A inovação não se limita à Europa. No Golfo Pérsico, também se testa a semana de quatro dias. O Dubai acaba de lançar o programa «Our Flexible Summer», que estará em vigor entre 1 de julho e 12 de setembro de 2025. Este teste vem na sequência de outro projeto-piloto que decorreu em 2024, em 21 departamentos governamentais, e que viu a satisfação dos trabalhadores aumentar em 98%. Desta feita, a experiência terá apenas três meses, mas vai abranger todos os funcionários públicos, que foram divididos em dois grupos: um vai cumprir quatro dias de oito horas, com sexta-feira de folga; o outro vai trabalhar quatro dias de sete horas e meio na sexta-feira.
A discussão sobre a semana de quatro dias no setor público também tem expressão nacional. O Governo Regional dos Açores aprovou um projeto-piloto semelhante na função pública. A equipa científica será a mesma que conduziu a experiência no setor privado, mas será agora coordenada pela Professora Rita Fontinha da Henley Business School. O projeto vai abranger diversos serviços e decorrer ao longo de seis meses, com início previsto ainda este ano.
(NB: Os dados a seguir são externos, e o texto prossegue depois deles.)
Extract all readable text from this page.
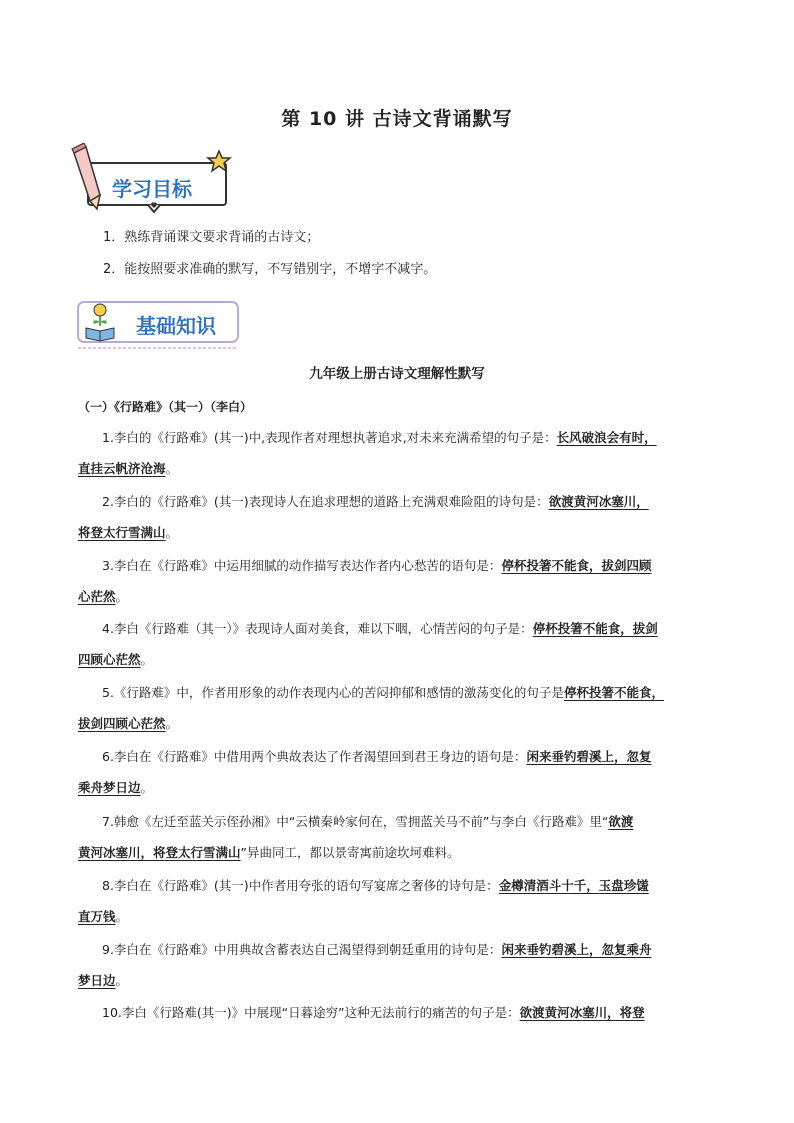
第 10 讲 古诗文背诵默写
学习目标
1．熟练背诵课文要求背诵的古诗文；
2．能按照要求准确的默写，不写错别字，不增字不减字。
基础知识
九年级上册古诗文理解性默写
（一）《行路难》（其一）（李白）
1.李白的《行路难》(其一)中,表现作者对理想执著追求,对未来充满希望的句子是：长风破浪会有时，
直挂云帆济沧海。
2.李白的《行路难》(其一)表现诗人在追求理想的道路上充满艰难险阻的诗句是：欲渡黄河冰塞川，
将登太行雪满山。
3.李白在《行路难》中运用细腻的动作描写表达作者内心愁苦的语句是：停杯投箸不能食，拔剑四顾
心茫然。
4.李白《行路难（其一）》表现诗人面对美食，难以下咽，心情苦闷的句子是：停杯投箸不能食，拔剑
四顾心茫然。
5.《行路难》中，作者用形象的动作表现内心的苦闷抑郁和感情的激荡变化的句子是停杯投箸不能食，
拔剑四顾心茫然。
6.李白在《行路难》中借用两个典故表达了作者渴望回到君王身边的语句是：闲来垂钓碧溪上，忽复
乘舟梦日边。
7.韩愈《左迁至蓝关示侄孙湘》中“云横秦岭家何在，雪拥蓝关马不前”与李白《行路难》里“欲渡
黄河冰塞川，将登太行雪满山”异曲同工，都以景寄寓前途坎坷难料。
8.李白在《行路难》(其一)中作者用夸张的语句写宴席之奢侈的诗句是：金樽清酒斗十千，玉盘珍馐
直万钱。
9.李白在《行路难》中用典故含蓄表达自己渴望得到朝廷重用的诗句是：闲来垂钓碧溪上，忽复乘舟
梦日边。
10.李白《行路难(其一)》中展现“日暮途穷”这种无法前行的痛苦的句子是：欲渡黄河冰塞川，将登
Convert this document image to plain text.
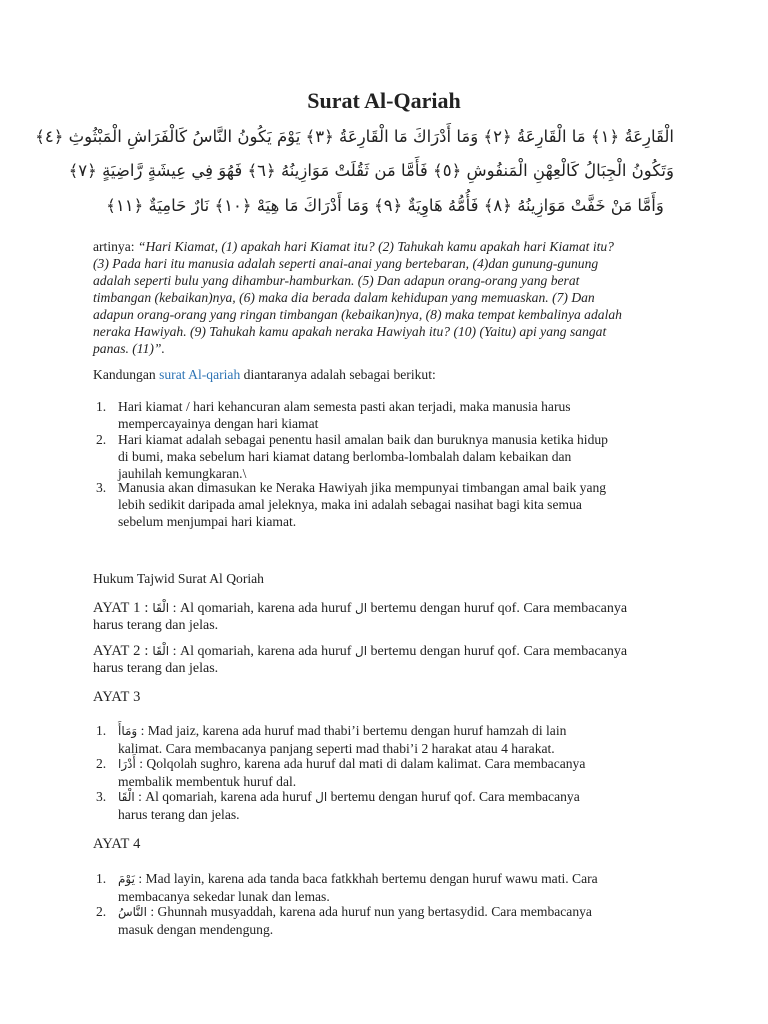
Surat Al-Qariah
الْقَارِعَةُ ﴿١﴾ مَا الْقَارِعَةُ ﴿٢﴾ وَمَا أَدْرَاكَ مَا الْقَارِعَةُ ﴿٣﴾ يَوْمَ يَكُونُ النَّاسُ كَالْفَرَاشِ الْمَبْثُوثِ ﴿٤﴾
وَتَكُونُ الْجِبَالُ كَالْعِهْنِ الْمَنفُوشِ ﴿٥﴾ فَأَمَّا مَن ثَقُلَتْ مَوَازِينُهُ ﴿٦﴾ فَهُوَ فِي عِيشَةٍ رَّاضِيَةٍ ﴿٧﴾
وَأَمَّا مَنْ خَفَّتْ مَوَازِينُهُ ﴿٨﴾ فَأُمُّهُ هَاوِيَةٌ ﴿٩﴾ وَمَا أَدْرَاكَ مَا هِيَهْ ﴿١٠﴾ نَارٌ حَامِيَةٌ ﴿١١﴾
artinya: “Hari Kiamat, (1) apakah hari Kiamat itu? (2) Tahukah kamu apakah hari Kiamat itu?
(3) Pada hari itu manusia adalah seperti anai-anai yang bertebaran, (4)dan gunung-gunung
adalah seperti bulu yang dihambur-hamburkan. (5) Dan adapun orang-orang yang berat
timbangan (kebaikan)nya, (6) maka dia berada dalam kehidupan yang memuaskan. (7) Dan
adapun orang-orang yang ringan timbangan (kebaikan)nya, (8) maka tempat kembalinya adalah
neraka Hawiyah. (9) Tahukah kamu apakah neraka Hawiyah itu? (10) (Yaitu) api yang sangat
panas. (11)”.
Kandungan surat Al-qariah diantaranya adalah sebagai berikut:
1. Hari kiamat / hari kehancuran alam semesta pasti akan terjadi, maka manusia harus
mempercayainya dengan hari kiamat
2. Hari kiamat adalah sebagai penentu hasil amalan baik dan buruknya manusia ketika hidup
di bumi, maka sebelum hari kiamat datang berlomba-lombalah dalam kebaikan dan
jauhilah kemungkaran.\
3. Manusia akan dimasukan ke Neraka Hawiyah jika mempunyai timbangan amal baik yang
lebih sedikit daripada amal jeleknya, maka ini adalah sebagai nasihat bagi kita semua
sebelum menjumpai hari kiamat.
Hukum Tajwid Surat Al Qoriah
AYAT 1 : الْقَا : Al qomariah, karena ada huruf ال bertemu dengan huruf qof. Cara membacanya
harus terang dan jelas.
AYAT 2 : الْقَا : Al qomariah, karena ada huruf ال bertemu dengan huruf qof. Cara membacanya
harus terang dan jelas.
AYAT 3
1. وَمَاأَ : Mad jaiz, karena ada huruf mad thabi’i bertemu dengan huruf hamzah di lain
kalimat. Cara membacanya panjang seperti mad thabi’i 2 harakat atau 4 harakat.
2. أَدْرَا : Qolqolah sughro, karena ada huruf dal mati di dalam kalimat. Cara membacanya
membalik membentuk huruf dal.
3. الْقَا : Al qomariah, karena ada huruf ال bertemu dengan huruf qof. Cara membacanya
harus terang dan jelas.
AYAT 4
1. يَوْمَ : Mad layin, karena ada tanda baca fatkkhah bertemu dengan huruf wawu mati. Cara
membacanya sekedar lunak dan lemas.
2. النَّاسُ : Ghunnah musyaddah, karena ada huruf nun yang bertasydid. Cara membacanya
masuk dengan mendengung.
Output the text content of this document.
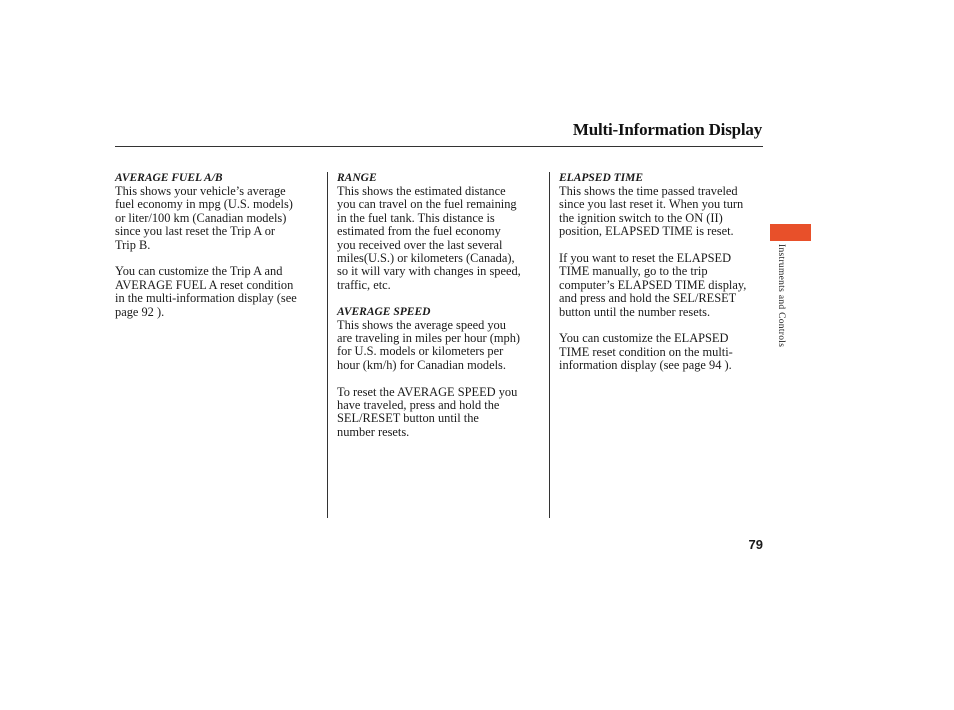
Multi-Information Display

AVERAGE FUEL A/B

This shows your vehicle’s average
fuel economy in mpg (U.S. models)
or liter/100 km (Canadian models)
since you last reset the Trip A or
Trip B.

You can customize the Trip A and
AVERAGE FUEL A reset condition
in the multi-information display (see
page 92 ).

RANGE

This shows the estimated distance
you can travel on the fuel remaining
in the fuel tank. This distance is
estimated from the fuel economy
you received over the last several
miles(U.S.) or kilometers (Canada),
so it will vary with changes in speed,
traffic, etc.

AVERAGE SPEED

This shows the average speed you
are traveling in miles per hour (mph)
for U.S. models or kilometers per
hour (km/h) for Canadian models.

To reset the AVERAGE SPEED you
have traveled, press and hold the
SEL/RESET button until the
number resets.

ELAPSED TIME

This shows the time passed traveled
since you last reset it. When you turn
the ignition switch to the ON (II)
position, ELAPSED TIME is reset.

If you want to reset the ELAPSED
TIME manually, go to the trip
computer’s ELAPSED TIME display,
and press and hold the SEL/RESET
button until the number resets.

You can customize the ELAPSED
TIME reset condition on the multi-
information display (see page 94 ).

Instruments and Controls
79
Tal como em Cambridge, o objetivo é reorganizar o trabalho, desburocratizar e melhorar os serviços públicos, e cuidar melhor de quem os presta. A redução será para as 32 horas semanais e os dois modelos testados serão semelhantes aos da experiência do Dubai, com a diferença que o dia livre não será fixado à sexta-feira — vai variar entre trabalhadores para manter a continuidade dos serviços.
O que os Açores estão a fazer — com método, cautela e ambição — mostra que a inovação no setor público é possível, mesmo nos contextos mais desafiantes. Talvez Portugal devesse prestar mais atenção a esta silenciosa, mas significativa revolução no meio do Atlântico.
Pedro Gomes, Professor Catedrático de Economia em Birkbeck, Universidade de Londres, Autor de Sexta-Feira é o Novo Sábado, e Co-Cordenador do Projeto-Piloto da Semana de Quatro Dias na Administração Regional Autónoma dos Açores.